Excellent CNBC interview with David Stockman, President Reagan’s head of OMB, who speaks his mind and never holds back. Some dismiss him as a perma-bear and doomsayer.
We certainly don’t, just has been a bit early, like every analyst and economist worth their salt. His analysis and model are sound.
By the way, if you ever meet someone who claims they always top tick or buy every bottom, and have perfect timing, run as fast as you can.
Moreover, the former “beltway boy wonder” doesn’t have to make his money trading and can maintain his conviction without going bankrupt or losing his career. He will eventually be right. It’s all timing, my friends.
Listening to him today, we respect him even more for his intellectual honesty. We have always perceived Mr. Stockman as a supporter of the president, but we could be wrong.
He never allows his politics to warp his analysis. Rare and refreshing.
Taken To Woodshed
He was famously “taken to the woodshed” by President Reagan for his statements in a 1981 Atlantic Monthly article, that “supply-side economics — the backbone of the Reagan economic revolution – was a ‘Trojan horse’ that would ultimately benefit the rich.”
He laid it all out there today and held nothing back.
Massive trade war won’t solve deficits, says former Reagan WH budget director from CNBC.
Money quotes from today’s interview *
Imbalances are not the result of bad trade deals
We have had 43 straight years of large and growing current account deficits, that is a monetary issue
A trade war is not going to solve it…let interest rates find their right level
The fact is, we are heading into a massive trade war in the world
Trump doesn’t know what he’s doing at all. He is making it up. He is a hopeless protectionist with a 17th-century view of the world
We have an absurd policy — dangerous, stupid. The worst that I’ve seen since my whole career started in 1970 under [President Richard] Nixon, and he did some crazy things
The market marches to new highs until it doesn’t
In 1990…the average tariff in China was about 30 percent, the average tariff in China today is 3 ½ percent. It is not an issue
What they [Trump administration] are objecting to is China’s policy of “no ticky, no washy.” In other words, if you want to come to China and do business, you have to be in a joint venture and share your technology
If somebody wants to go to China so they can come on CNBC and brag they are in a growth market then they ought to put up with the local regulations
Don’t start a trade war and throw the soybean farmer under the bus because of some big business lobby in Washington is whining about China’s terms of business
*the interview was concluded before the announcement of a 10 percent on an additional $200 billion of Chinese imports was published by the USTR after the market close.
Tough words.
No Reagan Moment On Free Trade
Sorry, Mohamed, we love you but there will be no “Reagan Moment” for International Trade. We hope we are wrong, and we could be, but we don’t think so.

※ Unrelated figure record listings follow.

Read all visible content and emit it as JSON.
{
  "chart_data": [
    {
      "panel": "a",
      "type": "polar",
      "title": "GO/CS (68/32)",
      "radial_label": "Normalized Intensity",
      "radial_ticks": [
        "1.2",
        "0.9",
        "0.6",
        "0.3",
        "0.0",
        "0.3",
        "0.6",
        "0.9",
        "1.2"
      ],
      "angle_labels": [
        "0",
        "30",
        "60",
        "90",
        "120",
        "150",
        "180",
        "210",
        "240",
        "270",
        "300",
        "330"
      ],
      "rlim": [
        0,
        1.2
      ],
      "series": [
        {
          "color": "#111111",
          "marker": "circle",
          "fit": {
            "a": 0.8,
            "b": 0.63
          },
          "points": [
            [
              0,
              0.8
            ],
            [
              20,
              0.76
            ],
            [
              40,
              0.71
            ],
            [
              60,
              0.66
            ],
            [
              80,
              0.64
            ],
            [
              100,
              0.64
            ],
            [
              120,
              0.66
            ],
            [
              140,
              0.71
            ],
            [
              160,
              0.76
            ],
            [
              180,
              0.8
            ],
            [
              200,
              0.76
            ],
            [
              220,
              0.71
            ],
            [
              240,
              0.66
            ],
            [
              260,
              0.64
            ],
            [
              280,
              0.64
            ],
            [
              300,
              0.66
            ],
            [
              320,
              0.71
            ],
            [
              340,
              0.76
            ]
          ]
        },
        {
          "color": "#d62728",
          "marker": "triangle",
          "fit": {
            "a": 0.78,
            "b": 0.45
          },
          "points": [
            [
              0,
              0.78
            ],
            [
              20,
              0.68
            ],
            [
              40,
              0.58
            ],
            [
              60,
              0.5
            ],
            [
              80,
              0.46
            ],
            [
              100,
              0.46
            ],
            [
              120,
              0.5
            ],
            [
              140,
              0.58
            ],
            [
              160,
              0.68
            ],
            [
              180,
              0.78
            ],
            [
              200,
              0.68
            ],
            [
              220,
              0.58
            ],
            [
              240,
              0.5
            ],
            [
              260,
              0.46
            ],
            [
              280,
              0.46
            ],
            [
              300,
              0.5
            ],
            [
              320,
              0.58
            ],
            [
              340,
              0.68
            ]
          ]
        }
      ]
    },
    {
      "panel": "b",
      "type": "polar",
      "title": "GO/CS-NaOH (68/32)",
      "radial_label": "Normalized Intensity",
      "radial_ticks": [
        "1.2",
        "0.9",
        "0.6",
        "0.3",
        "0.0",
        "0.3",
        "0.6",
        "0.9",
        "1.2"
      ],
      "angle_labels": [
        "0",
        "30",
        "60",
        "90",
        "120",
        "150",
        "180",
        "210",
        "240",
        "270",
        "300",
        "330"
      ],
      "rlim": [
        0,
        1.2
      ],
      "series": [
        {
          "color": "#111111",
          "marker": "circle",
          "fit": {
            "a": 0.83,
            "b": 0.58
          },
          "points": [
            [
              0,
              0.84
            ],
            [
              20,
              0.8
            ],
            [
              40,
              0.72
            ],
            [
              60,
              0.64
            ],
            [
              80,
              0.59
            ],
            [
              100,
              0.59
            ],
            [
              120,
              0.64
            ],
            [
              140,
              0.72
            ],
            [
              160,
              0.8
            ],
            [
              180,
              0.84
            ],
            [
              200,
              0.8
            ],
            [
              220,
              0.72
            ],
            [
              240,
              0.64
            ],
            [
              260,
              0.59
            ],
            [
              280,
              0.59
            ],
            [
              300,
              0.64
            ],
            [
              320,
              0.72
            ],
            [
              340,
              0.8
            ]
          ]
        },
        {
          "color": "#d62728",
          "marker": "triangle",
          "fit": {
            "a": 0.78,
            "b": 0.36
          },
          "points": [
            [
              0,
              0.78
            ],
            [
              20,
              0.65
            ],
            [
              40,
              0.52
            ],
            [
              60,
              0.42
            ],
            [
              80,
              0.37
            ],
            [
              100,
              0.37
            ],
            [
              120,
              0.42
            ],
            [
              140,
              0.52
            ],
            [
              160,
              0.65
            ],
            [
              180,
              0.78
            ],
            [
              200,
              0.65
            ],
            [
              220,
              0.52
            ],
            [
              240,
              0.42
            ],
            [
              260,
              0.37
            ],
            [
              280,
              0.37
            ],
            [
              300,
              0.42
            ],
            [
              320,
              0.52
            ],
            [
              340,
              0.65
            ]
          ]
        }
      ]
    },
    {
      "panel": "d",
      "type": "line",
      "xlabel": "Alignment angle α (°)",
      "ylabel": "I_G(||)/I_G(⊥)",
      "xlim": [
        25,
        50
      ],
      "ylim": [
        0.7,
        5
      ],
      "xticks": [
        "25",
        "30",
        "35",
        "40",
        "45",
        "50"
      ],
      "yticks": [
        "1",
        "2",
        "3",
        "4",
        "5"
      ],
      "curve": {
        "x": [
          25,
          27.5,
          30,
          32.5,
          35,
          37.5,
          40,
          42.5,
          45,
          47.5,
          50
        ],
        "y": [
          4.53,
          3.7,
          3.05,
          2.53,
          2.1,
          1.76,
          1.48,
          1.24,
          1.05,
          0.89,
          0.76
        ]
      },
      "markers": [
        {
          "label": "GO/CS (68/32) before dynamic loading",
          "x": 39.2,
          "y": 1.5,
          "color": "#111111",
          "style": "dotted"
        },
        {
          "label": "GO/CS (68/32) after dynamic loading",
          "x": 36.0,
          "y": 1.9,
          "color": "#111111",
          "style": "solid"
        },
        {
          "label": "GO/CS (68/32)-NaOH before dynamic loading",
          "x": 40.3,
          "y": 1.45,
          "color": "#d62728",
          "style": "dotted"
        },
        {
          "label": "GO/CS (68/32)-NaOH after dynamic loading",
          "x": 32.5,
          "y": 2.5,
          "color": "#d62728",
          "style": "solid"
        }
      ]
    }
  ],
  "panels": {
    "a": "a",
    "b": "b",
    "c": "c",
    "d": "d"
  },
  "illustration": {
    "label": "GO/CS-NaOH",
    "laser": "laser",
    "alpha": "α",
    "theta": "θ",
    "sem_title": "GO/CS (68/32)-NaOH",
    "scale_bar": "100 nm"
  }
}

, the ultimate free-trader. Larry Kudlow and Stephen Moore now talking tariffs? This is not an administration looking to further trade, in our opinion, but one only to protect and coddle its political base.
Trump’s triggers his base with words such as “free trade,” among others, and blames much of their problems on the “bad trade deals” of previous administrations. It works for him. Why fix it?
But those who, like me, thought Trump’s bark would be worse than his bite on trade are having second thoughts about where all of this might lead. – Dani Rodrik
President Xi Won’t Back Down
Moreover, how in the world can President Xi, after consolidating power for life as the country’s ultimate strongman now back down and look weak to the Chinese people? China has secured the high ground of multilateralism. Even if it’s bullshit or not. Furthermore, the U.S. appears to be growing exponentially more isolated.
Nonlinear Dynamics
As we posted on Friday, we are now in a nonlinear trajectory. Things can unravel fast, or be put right quickly. Maybe the Senate? Nobody knows where this will end up.
We have all learned over the past 18 months that the president is capable of doing a 180,even in mid-sentence, and convince himself he held the position all along. That unpredictability makes it a risky trade.
Markets In The Land Of Pharaoh
It does feel the markets are in Egypt, however. The land of de Nile.
The post-war international order is more at risk of unraveling – and we are not saying its demise is imminent – than is currently priced.